UpLIF: An Updatable Self-Tuning Learned Index Framework
Alireza Heidari, Amirhossein Ahmadi, Wei Zhang
TL;DR
UpLIF tackles the challenge of updating learned indexes without frequent retraining by introducing a modular, self-tuning framework. It combines a linear-model adjustment $M'(k)=\Gamma(k)M(k)+r(k)$ with the Balanced Model Adjustment Tree (BMAT) and an Update Placeholder (Nullifier) to absorb updates while preserving index efficiency; an RL-based optimizer tunes BMAT type and retraining decisions. Empirical results show UpLIF delivers up to $3.12\times$ throughput improvements and up to $1000\times$ lower memory usage compared with baselines, and remains robust under distribution shifts and across large-scale datasets. The approach is generic to any sorted-key learned index, enabling practical, scalable dynamic indexing for modern workloads.
Abstract
The emergence of learned indexes has caused a paradigm shift in our perception of indexing by considering indexes as predictive models that estimate keys' positions within a data set, resulting in notable improvements in key search efficiency and index size reduction; however, a significant challenge inherent in learned index modeling is its constrained support for update operations, necessitated by the requirement for a fixed distribution of records. Previous studies have proposed various approaches to address this issue with the drawback of high overhead due to multiple model retraining.

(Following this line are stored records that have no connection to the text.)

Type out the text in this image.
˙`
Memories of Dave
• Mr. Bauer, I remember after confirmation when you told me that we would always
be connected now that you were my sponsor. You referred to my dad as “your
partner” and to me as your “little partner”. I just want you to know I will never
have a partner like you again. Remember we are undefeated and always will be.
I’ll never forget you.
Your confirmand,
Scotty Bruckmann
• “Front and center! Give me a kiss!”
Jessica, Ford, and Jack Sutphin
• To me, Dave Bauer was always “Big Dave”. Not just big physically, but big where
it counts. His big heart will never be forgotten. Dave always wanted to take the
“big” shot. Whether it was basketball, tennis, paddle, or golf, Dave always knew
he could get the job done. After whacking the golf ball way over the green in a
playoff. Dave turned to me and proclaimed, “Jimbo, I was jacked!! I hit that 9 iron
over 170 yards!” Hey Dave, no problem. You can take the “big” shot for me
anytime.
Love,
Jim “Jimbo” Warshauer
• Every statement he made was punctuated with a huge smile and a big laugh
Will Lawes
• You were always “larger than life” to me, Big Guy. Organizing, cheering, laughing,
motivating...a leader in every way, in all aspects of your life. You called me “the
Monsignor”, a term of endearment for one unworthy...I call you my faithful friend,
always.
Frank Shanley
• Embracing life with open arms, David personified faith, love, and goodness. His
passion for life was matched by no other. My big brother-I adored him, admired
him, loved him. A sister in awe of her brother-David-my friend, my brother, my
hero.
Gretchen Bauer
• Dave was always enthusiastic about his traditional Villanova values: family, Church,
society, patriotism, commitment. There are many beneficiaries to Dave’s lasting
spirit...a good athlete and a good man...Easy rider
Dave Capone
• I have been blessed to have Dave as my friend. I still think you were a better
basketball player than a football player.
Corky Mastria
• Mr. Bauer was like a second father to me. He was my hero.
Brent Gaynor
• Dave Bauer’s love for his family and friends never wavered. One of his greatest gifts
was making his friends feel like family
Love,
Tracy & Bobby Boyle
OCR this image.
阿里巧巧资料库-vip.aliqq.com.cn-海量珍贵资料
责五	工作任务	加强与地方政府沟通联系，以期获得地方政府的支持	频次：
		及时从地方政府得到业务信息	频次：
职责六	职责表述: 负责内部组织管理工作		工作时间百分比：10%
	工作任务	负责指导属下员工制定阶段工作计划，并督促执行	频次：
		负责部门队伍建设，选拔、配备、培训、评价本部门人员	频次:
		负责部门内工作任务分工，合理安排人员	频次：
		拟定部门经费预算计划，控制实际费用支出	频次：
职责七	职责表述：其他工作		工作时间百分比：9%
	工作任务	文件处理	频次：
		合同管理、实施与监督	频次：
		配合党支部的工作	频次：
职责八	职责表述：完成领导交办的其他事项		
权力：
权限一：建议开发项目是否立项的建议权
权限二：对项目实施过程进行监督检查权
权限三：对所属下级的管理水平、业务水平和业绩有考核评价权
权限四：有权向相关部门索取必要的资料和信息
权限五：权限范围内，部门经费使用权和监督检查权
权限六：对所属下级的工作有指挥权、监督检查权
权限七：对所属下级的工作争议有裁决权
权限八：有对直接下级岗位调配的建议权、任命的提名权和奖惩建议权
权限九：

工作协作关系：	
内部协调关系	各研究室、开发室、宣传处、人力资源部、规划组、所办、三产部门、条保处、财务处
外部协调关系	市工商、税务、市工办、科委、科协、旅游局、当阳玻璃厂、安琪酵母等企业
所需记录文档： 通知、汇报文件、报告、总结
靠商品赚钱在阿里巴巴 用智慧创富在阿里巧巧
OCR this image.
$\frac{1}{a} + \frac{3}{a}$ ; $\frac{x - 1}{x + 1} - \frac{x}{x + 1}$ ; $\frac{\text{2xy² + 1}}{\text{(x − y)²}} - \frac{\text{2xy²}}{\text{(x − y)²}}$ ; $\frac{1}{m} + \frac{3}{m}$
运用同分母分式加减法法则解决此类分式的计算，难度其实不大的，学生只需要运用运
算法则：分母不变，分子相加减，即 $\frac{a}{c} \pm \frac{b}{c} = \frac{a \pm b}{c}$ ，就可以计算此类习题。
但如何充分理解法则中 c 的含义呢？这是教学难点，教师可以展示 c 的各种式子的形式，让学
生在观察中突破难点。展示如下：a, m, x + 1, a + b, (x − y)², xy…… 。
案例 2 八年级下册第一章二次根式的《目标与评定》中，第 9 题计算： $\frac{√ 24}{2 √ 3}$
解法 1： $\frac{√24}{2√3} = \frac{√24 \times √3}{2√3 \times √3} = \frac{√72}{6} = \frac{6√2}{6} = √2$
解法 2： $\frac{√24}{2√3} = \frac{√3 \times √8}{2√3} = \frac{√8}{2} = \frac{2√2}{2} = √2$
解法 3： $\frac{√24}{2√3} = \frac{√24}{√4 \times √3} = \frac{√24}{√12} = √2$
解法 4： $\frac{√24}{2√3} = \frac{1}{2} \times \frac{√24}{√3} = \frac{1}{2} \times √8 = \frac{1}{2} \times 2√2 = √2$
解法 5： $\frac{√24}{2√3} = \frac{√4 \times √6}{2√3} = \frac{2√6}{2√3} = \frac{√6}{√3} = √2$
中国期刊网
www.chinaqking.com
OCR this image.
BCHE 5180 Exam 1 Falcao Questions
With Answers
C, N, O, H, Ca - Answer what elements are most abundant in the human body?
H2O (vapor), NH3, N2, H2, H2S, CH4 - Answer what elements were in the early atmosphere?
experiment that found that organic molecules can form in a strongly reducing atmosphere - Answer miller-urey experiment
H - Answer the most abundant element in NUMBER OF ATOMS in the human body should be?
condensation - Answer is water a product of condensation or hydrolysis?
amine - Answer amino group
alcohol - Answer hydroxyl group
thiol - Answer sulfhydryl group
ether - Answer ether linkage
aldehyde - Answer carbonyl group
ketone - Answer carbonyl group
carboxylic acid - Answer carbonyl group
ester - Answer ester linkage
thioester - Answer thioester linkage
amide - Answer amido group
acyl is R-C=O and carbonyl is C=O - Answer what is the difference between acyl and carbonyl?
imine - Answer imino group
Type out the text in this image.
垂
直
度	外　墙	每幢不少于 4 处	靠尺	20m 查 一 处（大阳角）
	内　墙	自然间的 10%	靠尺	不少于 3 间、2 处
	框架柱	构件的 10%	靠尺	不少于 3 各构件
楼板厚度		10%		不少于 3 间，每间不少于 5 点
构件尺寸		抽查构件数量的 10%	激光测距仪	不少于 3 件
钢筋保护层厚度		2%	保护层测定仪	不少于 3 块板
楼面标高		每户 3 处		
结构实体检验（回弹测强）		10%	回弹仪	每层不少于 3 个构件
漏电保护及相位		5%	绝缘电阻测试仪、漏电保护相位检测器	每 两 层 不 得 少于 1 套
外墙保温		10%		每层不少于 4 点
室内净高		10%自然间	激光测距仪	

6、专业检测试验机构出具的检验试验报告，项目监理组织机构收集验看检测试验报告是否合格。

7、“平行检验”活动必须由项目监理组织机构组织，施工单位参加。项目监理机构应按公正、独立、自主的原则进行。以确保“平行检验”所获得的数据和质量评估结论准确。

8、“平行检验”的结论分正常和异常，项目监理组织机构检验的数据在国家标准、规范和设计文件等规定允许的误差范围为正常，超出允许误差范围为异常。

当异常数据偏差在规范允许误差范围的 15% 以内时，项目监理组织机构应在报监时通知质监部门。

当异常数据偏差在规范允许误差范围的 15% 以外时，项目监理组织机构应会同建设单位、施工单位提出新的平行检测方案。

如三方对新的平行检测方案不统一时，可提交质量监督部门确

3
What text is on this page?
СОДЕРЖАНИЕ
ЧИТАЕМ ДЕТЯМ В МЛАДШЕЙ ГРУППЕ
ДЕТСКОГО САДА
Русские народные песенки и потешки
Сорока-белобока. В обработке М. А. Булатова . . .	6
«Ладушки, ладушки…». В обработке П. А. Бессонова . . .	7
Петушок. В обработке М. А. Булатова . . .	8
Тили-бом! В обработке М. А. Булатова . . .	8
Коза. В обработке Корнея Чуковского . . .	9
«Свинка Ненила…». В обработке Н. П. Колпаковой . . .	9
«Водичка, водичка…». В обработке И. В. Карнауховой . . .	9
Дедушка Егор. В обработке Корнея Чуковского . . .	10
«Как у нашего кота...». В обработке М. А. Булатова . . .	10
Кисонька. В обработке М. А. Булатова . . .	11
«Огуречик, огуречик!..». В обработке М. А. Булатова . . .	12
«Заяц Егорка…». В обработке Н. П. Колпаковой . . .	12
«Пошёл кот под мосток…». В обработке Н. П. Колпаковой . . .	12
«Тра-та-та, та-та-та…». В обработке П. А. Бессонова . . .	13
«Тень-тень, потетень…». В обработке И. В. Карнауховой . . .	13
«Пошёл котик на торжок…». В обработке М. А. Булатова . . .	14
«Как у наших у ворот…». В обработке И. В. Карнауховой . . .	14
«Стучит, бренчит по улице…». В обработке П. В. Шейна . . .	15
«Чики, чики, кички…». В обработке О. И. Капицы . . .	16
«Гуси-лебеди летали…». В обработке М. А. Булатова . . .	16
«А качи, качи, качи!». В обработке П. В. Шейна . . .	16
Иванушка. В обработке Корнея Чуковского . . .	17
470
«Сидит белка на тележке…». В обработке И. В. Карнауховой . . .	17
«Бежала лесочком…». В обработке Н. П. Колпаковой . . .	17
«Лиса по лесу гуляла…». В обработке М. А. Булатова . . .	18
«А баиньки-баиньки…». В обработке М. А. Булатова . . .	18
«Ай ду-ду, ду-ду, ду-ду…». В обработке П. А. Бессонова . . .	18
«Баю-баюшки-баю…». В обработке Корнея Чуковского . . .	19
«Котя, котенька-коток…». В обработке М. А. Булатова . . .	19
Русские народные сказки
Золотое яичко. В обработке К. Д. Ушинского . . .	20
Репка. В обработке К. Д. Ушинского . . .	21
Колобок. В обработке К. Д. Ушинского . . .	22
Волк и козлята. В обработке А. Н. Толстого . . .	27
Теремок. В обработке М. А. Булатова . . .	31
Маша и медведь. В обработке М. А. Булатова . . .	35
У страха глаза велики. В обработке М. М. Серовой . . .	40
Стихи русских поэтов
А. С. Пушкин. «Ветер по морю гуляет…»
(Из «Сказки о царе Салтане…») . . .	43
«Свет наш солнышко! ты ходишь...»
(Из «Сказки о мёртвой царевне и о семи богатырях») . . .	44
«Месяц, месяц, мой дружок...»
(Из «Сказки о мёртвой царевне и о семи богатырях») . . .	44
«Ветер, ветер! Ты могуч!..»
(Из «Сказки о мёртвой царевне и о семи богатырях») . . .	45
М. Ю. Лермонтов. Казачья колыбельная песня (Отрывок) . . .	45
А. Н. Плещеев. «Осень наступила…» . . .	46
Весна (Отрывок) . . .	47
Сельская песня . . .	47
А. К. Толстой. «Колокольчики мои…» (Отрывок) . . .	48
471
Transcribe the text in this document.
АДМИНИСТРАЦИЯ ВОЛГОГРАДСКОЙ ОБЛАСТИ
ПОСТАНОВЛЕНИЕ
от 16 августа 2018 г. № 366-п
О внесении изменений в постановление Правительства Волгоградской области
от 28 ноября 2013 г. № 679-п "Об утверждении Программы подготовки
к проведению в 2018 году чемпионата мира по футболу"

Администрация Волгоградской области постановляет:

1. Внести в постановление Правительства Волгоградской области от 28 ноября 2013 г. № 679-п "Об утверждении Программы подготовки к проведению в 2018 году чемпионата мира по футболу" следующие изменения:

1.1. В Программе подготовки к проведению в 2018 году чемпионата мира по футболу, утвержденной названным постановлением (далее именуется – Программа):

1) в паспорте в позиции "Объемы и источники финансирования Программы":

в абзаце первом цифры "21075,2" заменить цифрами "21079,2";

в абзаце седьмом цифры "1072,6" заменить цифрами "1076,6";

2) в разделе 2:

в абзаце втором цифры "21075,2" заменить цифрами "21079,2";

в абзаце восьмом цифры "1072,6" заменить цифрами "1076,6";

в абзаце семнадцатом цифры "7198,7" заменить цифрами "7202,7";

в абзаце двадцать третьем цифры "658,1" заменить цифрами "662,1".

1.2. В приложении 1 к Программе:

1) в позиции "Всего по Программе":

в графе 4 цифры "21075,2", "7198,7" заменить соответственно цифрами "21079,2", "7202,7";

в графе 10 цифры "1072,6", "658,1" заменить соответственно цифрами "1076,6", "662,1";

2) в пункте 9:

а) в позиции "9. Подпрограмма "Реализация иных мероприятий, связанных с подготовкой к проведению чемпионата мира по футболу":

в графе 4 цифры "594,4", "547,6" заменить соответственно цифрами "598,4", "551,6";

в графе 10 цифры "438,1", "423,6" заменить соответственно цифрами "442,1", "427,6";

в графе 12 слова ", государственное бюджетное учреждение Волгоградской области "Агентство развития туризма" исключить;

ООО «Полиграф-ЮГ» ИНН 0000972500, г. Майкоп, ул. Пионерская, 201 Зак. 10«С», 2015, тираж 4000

In this paper, we present UpLIF, an adaptive self-tuning learned index that adjusts the model to accommodate incoming updates, predicts the distribution of updates for performance improvement, and optimizes its index structure using reinforcement learning. We also introduce the concept of balanced model adjustment, which determines the model's inherent properties (i.e. bias and variance), enabling the integration of these factors into the existing index model without the need for retraining with new data. Our comprehensive experiments show that the system surpasses state-of-the-art indexing solutions (both traditional and ML-based), achieving an increase in throughput of up to 3.12 times with 1000 times less memory usage.